Mención aparte merece el Viage de España de Antonio Ponz, la monumental obra epistolar compuesta a petición del Conde de Campomanes. Las cartas en que Ponz recoge su opinión sobre El Greco, aun aceptando su archisabida extravagancia, ensalzan su «manejo de colores, inteligencia de luces y otras cosas que, con razón, atraen la curiosidad». Estas palabras son suficientemente ilustrativas de cómo el talante crítico de Ponz, pese a conservar cierta servidumbre con respecto a la obra de Palomino, deja traslucir ya el talante crítico y la capacidad de dilucidación de un hombre de su tiempo. Y parece haberse sacudido por completo la rémora de Palomino cuando se detiene a glosar la obra de El Greco en Santo Domino el Antiguo: «Le aseguro a usted que solamente estas pinturas son bastante para constituir al Greco en el más alto grado de reputación entre los pintores»; si bien vuelve a la tan traída extravagancia al referirse a las obras compuestas en Madrid (el retablo de la Iglesia de Santa María de Aragón), que confronta con la elevación y grandeza de las que pueden contemplarse en Toledo.

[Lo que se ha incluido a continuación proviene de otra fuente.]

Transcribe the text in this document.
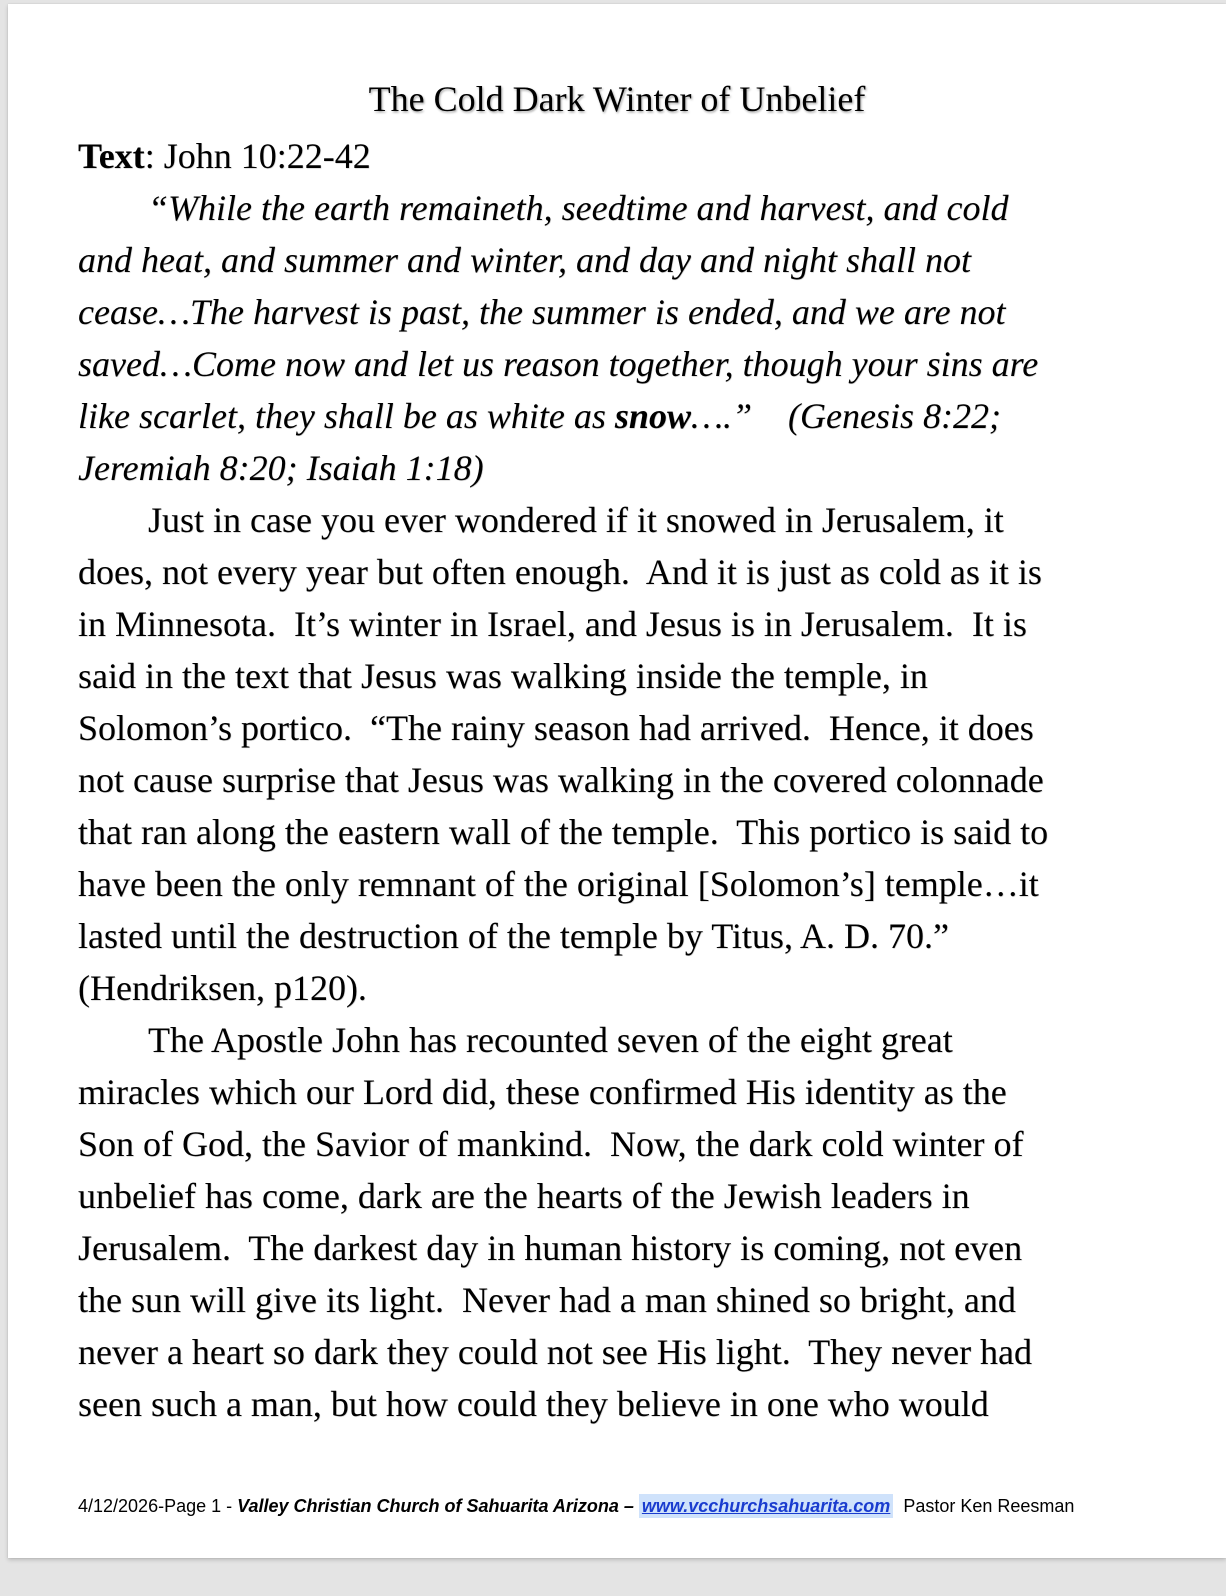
The Cold Dark Winter of Unbelief
Text: John 10:22-42
“While the earth remaineth, seedtime and harvest, and cold
and heat, and summer and winter, and day and night shall not
cease…The harvest is past, the summer is ended, and we are not
saved…Come now and let us reason together, though your sins are
like scarlet, they shall be as white as snow….”    (Genesis 8:22;
Jeremiah 8:20; Isaiah 1:18)
Just in case you ever wondered if it snowed in Jerusalem, it
does, not every year but often enough.  And it is just as cold as it is
in Minnesota.  It’s winter in Israel, and Jesus is in Jerusalem.  It is
said in the text that Jesus was walking inside the temple, in
Solomon’s portico.  “The rainy season had arrived.  Hence, it does
not cause surprise that Jesus was walking in the covered colonnade
that ran along the eastern wall of the temple.  This portico is said to
have been the only remnant of the original [Solomon’s] temple…it
lasted until the destruction of the temple by Titus, A. D. 70.”
(Hendriksen, p120).
The Apostle John has recounted seven of the eight great
miracles which our Lord did, these confirmed His identity as the
Son of God, the Savior of mankind.  Now, the dark cold winter of
unbelief has come, dark are the hearts of the Jewish leaders in
Jerusalem.  The darkest day in human history is coming, not even
the sun will give its light.  Never had a man shined so bright, and
never a heart so dark they could not see His light.  They never had
seen such a man, but how could they believe in one who would
4/12/2026-Page 1 - Valley Christian Church of Sahuarita Arizona – www.vcchurchsahuarita.com  Pastor Ken Reesman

El siguiente ilustrado que nos ha legado opinión propia sobre El Greco, de acuerdo con Pita Andrade, es Gaspar Melchor de Jovellanos. Sabemos de él que el marqués de la Florida, director de la Real Academia de Bellas Artes, como académico de honor de esta institución en junio de 1780. Por ser distinguido por esta designación, y, pese a que Jovellanos no frecuentaría la Academia, le fue encomendado una alocución para el premio concedido por la entidad en 1781. Así nació el Elogio de las bellas artes, de julio de 1781, obra en la que, como lo había hecho Ponz, Jovellanos se refiere en muy distintos términos a la obra de El Greco llevada a cabo en El Escorial, y la acometida en Toledo. Con referencia a lo hecho en nuestra ciudad, Jovellanos reconoce en la aportación de El Greco «mucho esplendor a las artes toledanas», honor que le hace «a pesar de su seco y desagradable estilo». Sin embargo, se detiene mucho menos a ponderar el talento de El Greco que su empeño en elevar la dignidad de la pintura hasta su estimación como una de las artes liberales, para lo cual, Jovellanos vuelve sobre el episodio del litigio de Illescas. Nos quedamos con su afirmación de que El Greco es más un «idealista» que un «naturalista» pintor.

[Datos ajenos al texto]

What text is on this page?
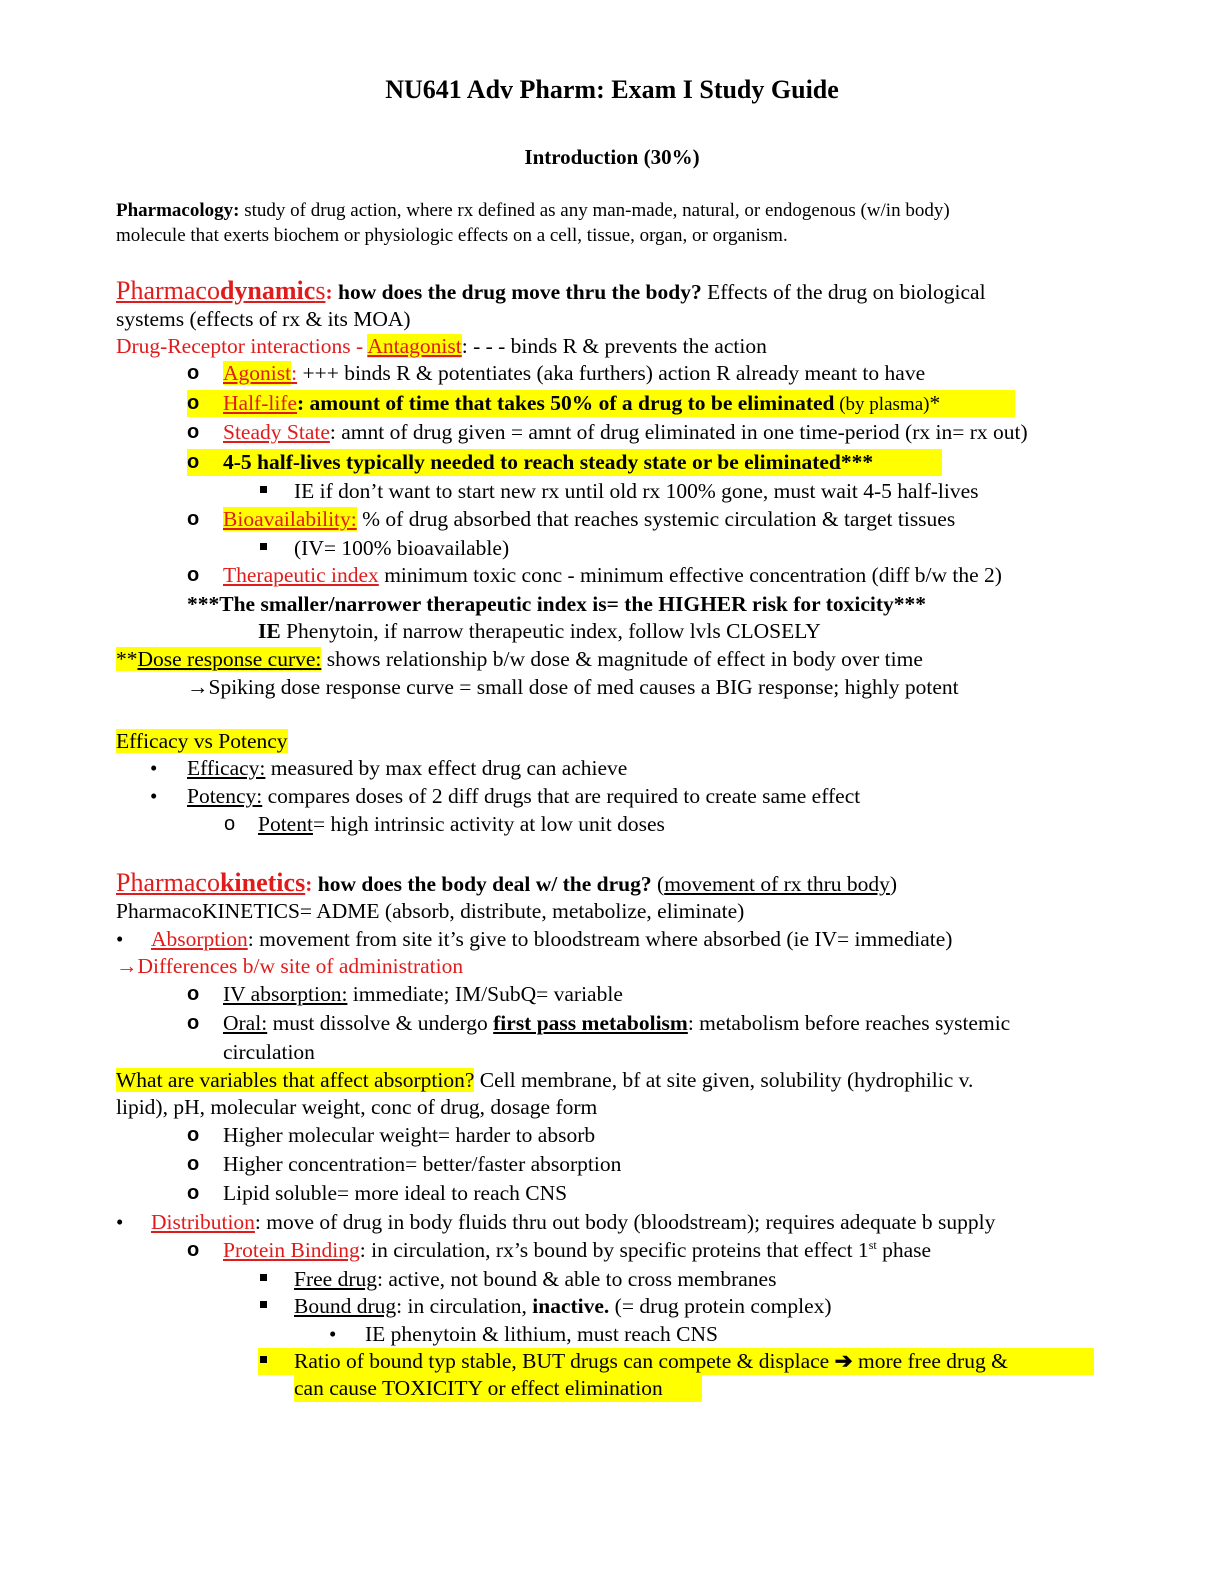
NU641 Adv Pharm: Exam I Study Guide
Introduction (30%)
Pharmacology: study of drug action, where rx defined as any man-made, natural, or endogenous (w/in body)
molecule that exerts biochem or physiologic effects on a cell, tissue, organ, or organism.
Pharmacodynamics: how does the drug move thru the body? Effects of the drug on biological
systems (effects of rx & its MOA)
Drug-Receptor interactions - Antagonist: - - - binds R & prevents the action
o Agonist: +++ binds R & potentiates (aka furthers) action R already meant to have
o Half-life: amount of time that takes 50% of a drug to be eliminated (by plasma)*
o Steady State: amnt of drug given = amnt of drug eliminated in one time-period (rx in= rx out)
o 4-5 half-lives typically needed to reach steady state or be eliminated***
IE if don’t want to start new rx until old rx 100% gone, must wait 4-5 half-lives
o Bioavailability: % of drug absorbed that reaches systemic circulation & target tissues
(IV= 100% bioavailable)
o Therapeutic index minimum toxic conc - minimum effective concentration (diff b/w the 2)
***The smaller/narrower therapeutic index is= the HIGHER risk for toxicity***
IE Phenytoin, if narrow therapeutic index, follow lvls CLOSELY
**Dose response curve: shows relationship b/w dose & magnitude of effect in body over time
→Spiking dose response curve = small dose of med causes a BIG response; highly potent
Efficacy vs Potency
• Efficacy: measured by max effect drug can achieve
• Potency: compares doses of 2 diff drugs that are required to create same effect
o Potent= high intrinsic activity at low unit doses
Pharmacokinetics: how does the body deal w/ the drug? (movement of rx thru body)
PharmacoKINETICS= ADME (absorb, distribute, metabolize, eliminate)
• Absorption: movement from site it’s give to bloodstream where absorbed (ie IV= immediate)
→Differences b/w site of administration
o IV absorption: immediate; IM/SubQ= variable
o Oral: must dissolve & undergo first pass metabolism: metabolism before reaches systemic
circulation
What are variables that affect absorption? Cell membrane, bf at site given, solubility (hydrophilic v.
lipid), pH, molecular weight, conc of drug, dosage form
o Higher molecular weight= harder to absorb
o Higher concentration= better/faster absorption
o Lipid soluble= more ideal to reach CNS
• Distribution: move of drug in body fluids thru out body (bloodstream); requires adequate b supply
o Protein Binding: in circulation, rx’s bound by specific proteins that effect 1st phase
Free drug: active, not bound & able to cross membranes
Bound drug: in circulation, inactive. (= drug protein complex)
• IE phenytoin & lithium, must reach CNS
Ratio of bound typ stable, BUT drugs can compete & displace ➔ more free drug &
can cause TOXICITY or effect elimination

Bajo la tutela de Jovellanos estuvo Juan Agustín Ceán Bermúdez, autor de un muy celebrado Diccionario histórico de los más ilustres profesores de las bellas artes en España, editado en seis volúmenes, con el que se cierra el siglo, pues se publica en 1800, y, consecuentemente, último apunte con el que nosotros cerramos nuestro recorrido. Nada nuevo encontramos en la obra de Ceán que previamente no se dijera en su siglo sobre El Greco. Sus palabras acerca del pintor de Toledo adoptan una postura fluctuante entre el elogio a su capacidad y los consabidos calificativos: «desabrido, extravagante».

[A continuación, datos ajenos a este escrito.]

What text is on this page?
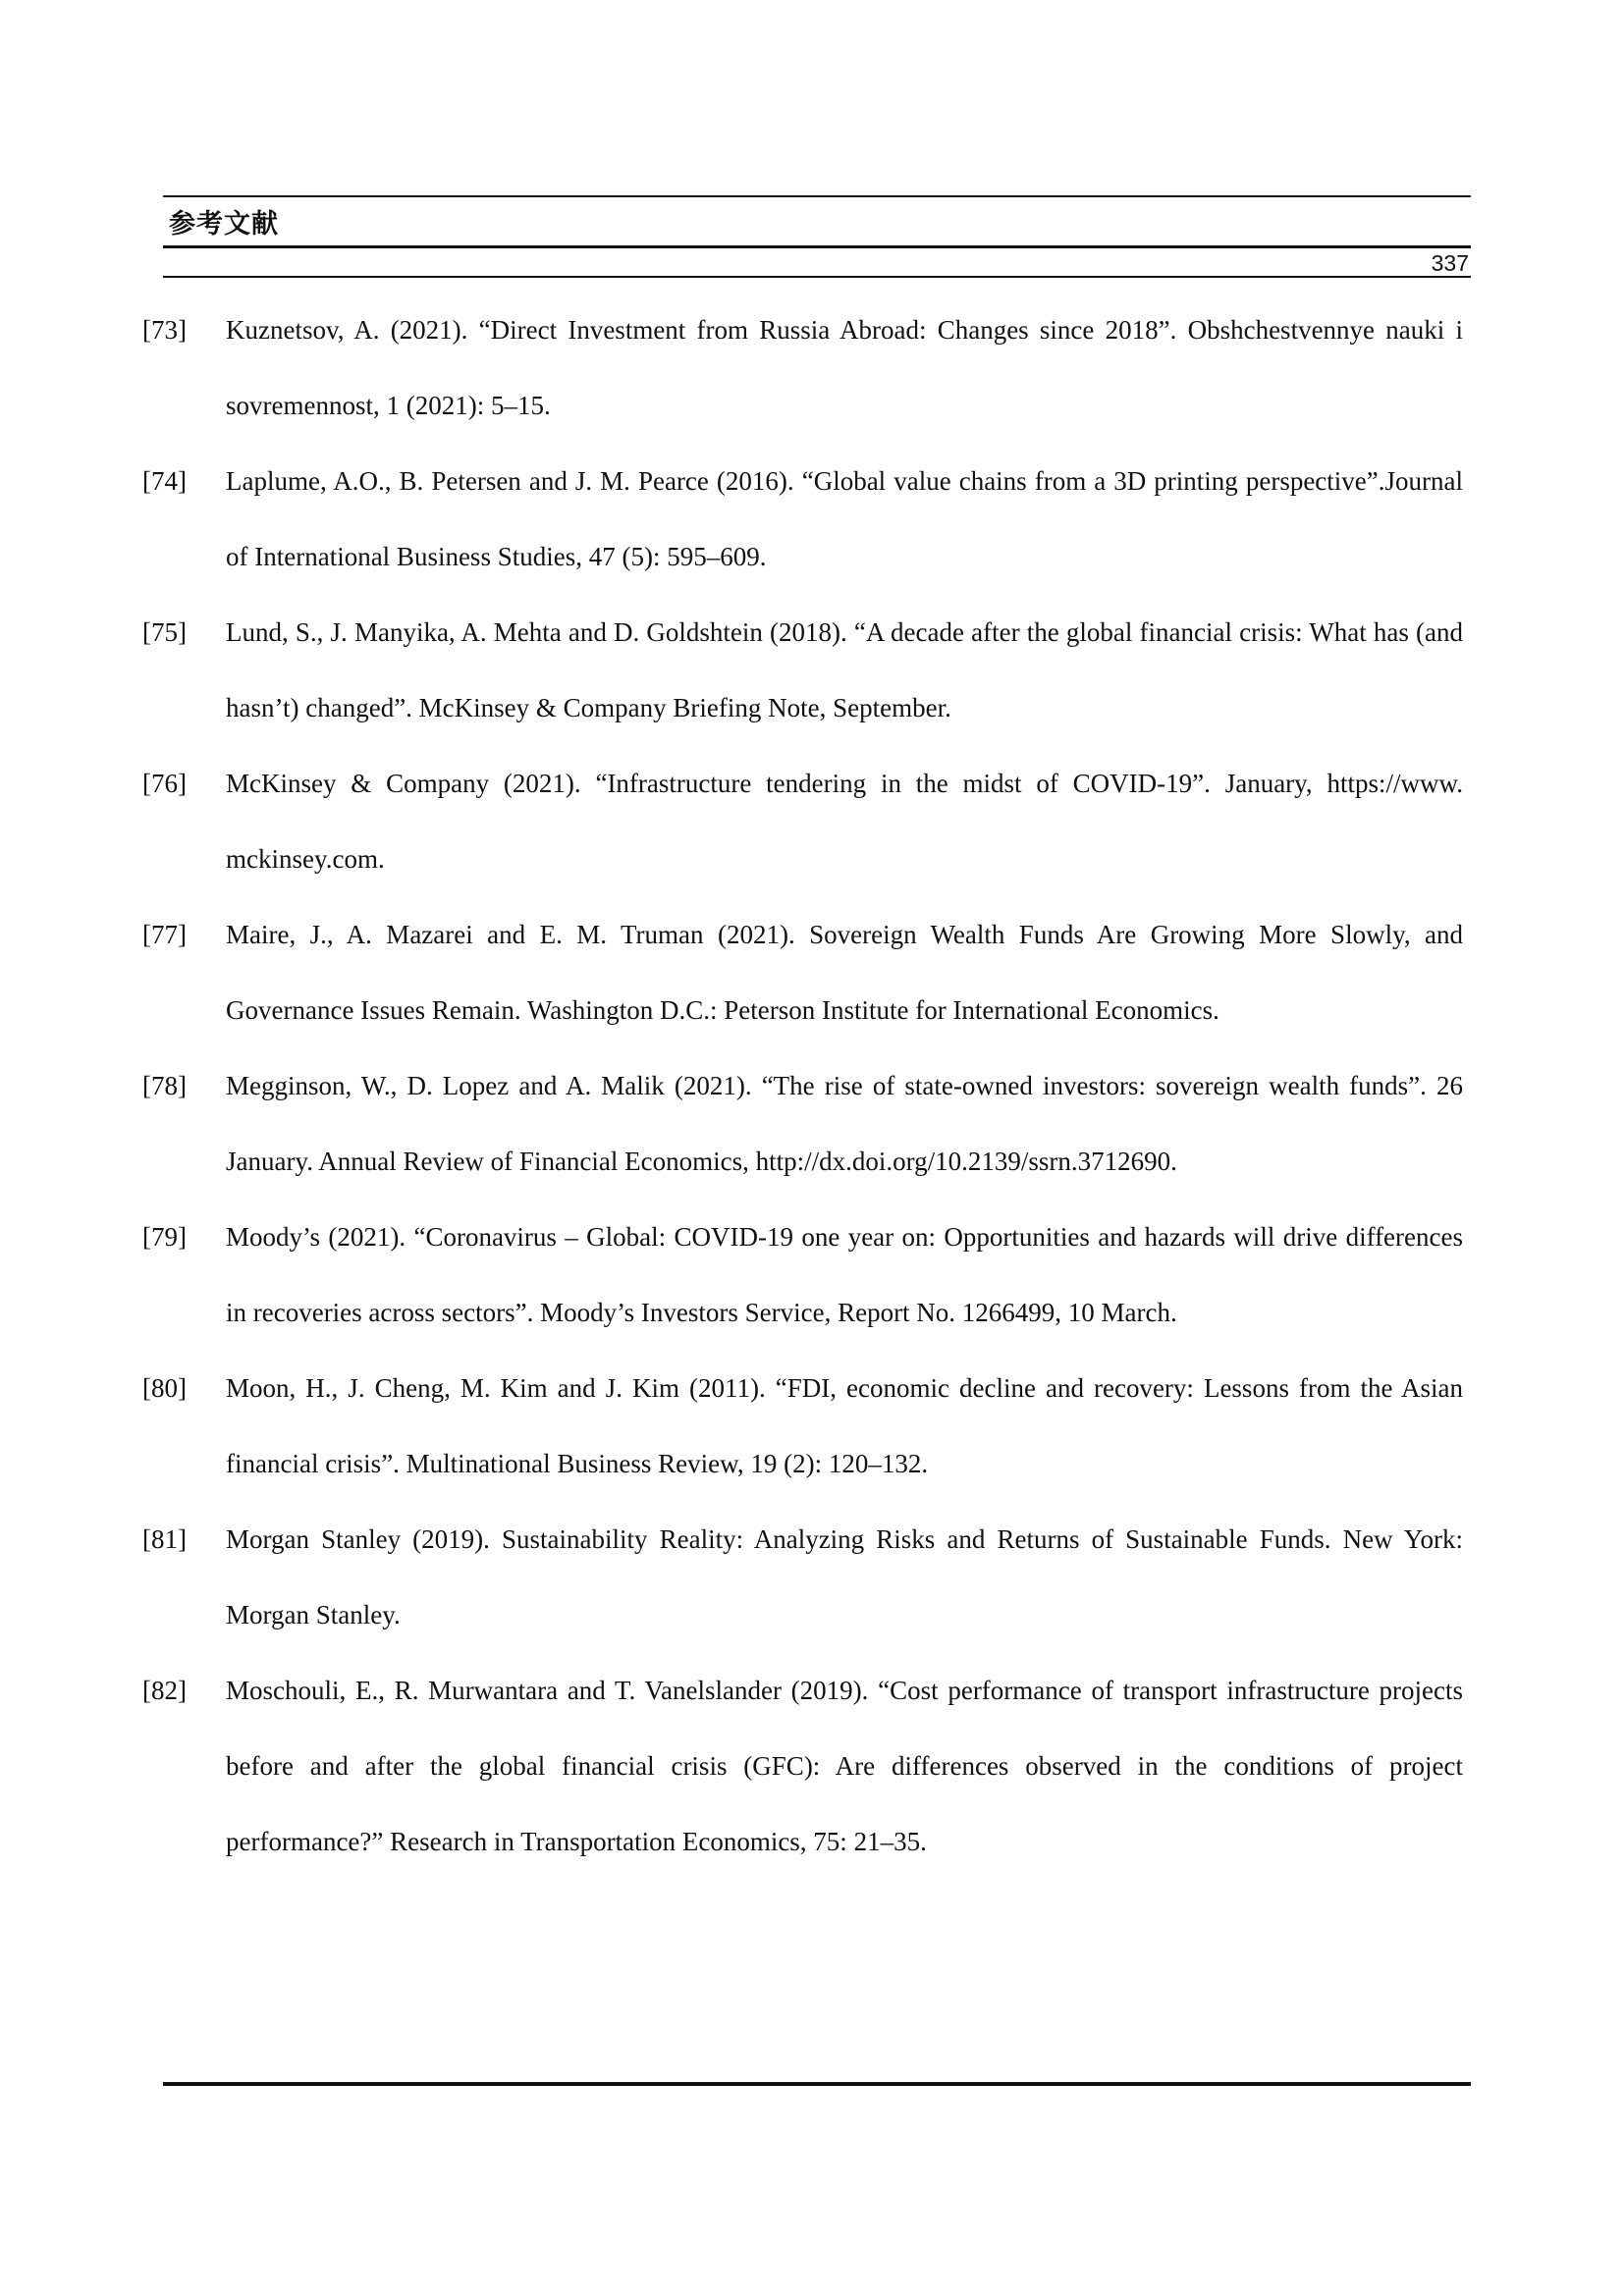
参考文献
337
[73] Kuznetsov, A. (2021). “Direct Investment from Russia Abroad: Changes since 2018”. Obshchestvennye nauki i sovremennost, 1 (2021): 5–15.
[74] Laplume, A.O., B. Petersen and J. M. Pearce (2016). “Global value chains from a 3D printing perspective”.Journal of International Business Studies, 47 (5): 595–609.
[75] Lund, S., J. Manyika, A. Mehta and D. Goldshtein (2018). “A decade after the global financial crisis: What has (and hasn’t) changed”. McKinsey & Company Briefing Note, September.
[76] McKinsey & Company (2021). “Infrastructure tendering in the midst of COVID-19”. January, https://www. mckinsey.com.
[77] Maire, J., A. Mazarei and E. M. Truman (2021). Sovereign Wealth Funds Are Growing More Slowly, and Governance Issues Remain. Washington D.C.: Peterson Institute for International Economics.
[78] Megginson, W., D. Lopez and A. Malik (2021). “The rise of state-owned investors: sovereign wealth funds”. 26 January. Annual Review of Financial Economics, http://dx.doi.org/10.2139/ssrn.3712690.
[79] Moody’s (2021). “Coronavirus – Global: COVID-19 one year on: Opportunities and hazards will drive differences in recoveries across sectors”. Moody’s Investors Service, Report No. 1266499, 10 March.
[80] Moon, H., J. Cheng, M. Kim and J. Kim (2011). “FDI, economic decline and recovery: Lessons from the Asian financial crisis”. Multinational Business Review, 19 (2): 120–132.
[81] Morgan Stanley (2019). Sustainability Reality: Analyzing Risks and Returns of Sustainable Funds. New York: Morgan Stanley.
[82] Moschouli, E., R. Murwantara and T. Vanelslander (2019). “Cost performance of transport infrastructure projects before and after the global financial crisis (GFC): Are differences observed in the conditions of project performance?” Research in Transportation Economics, 75: 21–35.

En síntesis, el siglo XVIII, neoclásico, repudió el estilo personalísimo de El Greco, pero también el siglo XVIII, crítico, ilustrado, supo ver en El Greco la altura de un gran artista. Deberemos esperar todavía un largo periodo para que Manuel Bartolomé Cossío nos brindara una imagen revivificada del pintor; por medio, un siglo XIX en que la admiración y la fascinación crecían al compás al que avanzaba la centuria.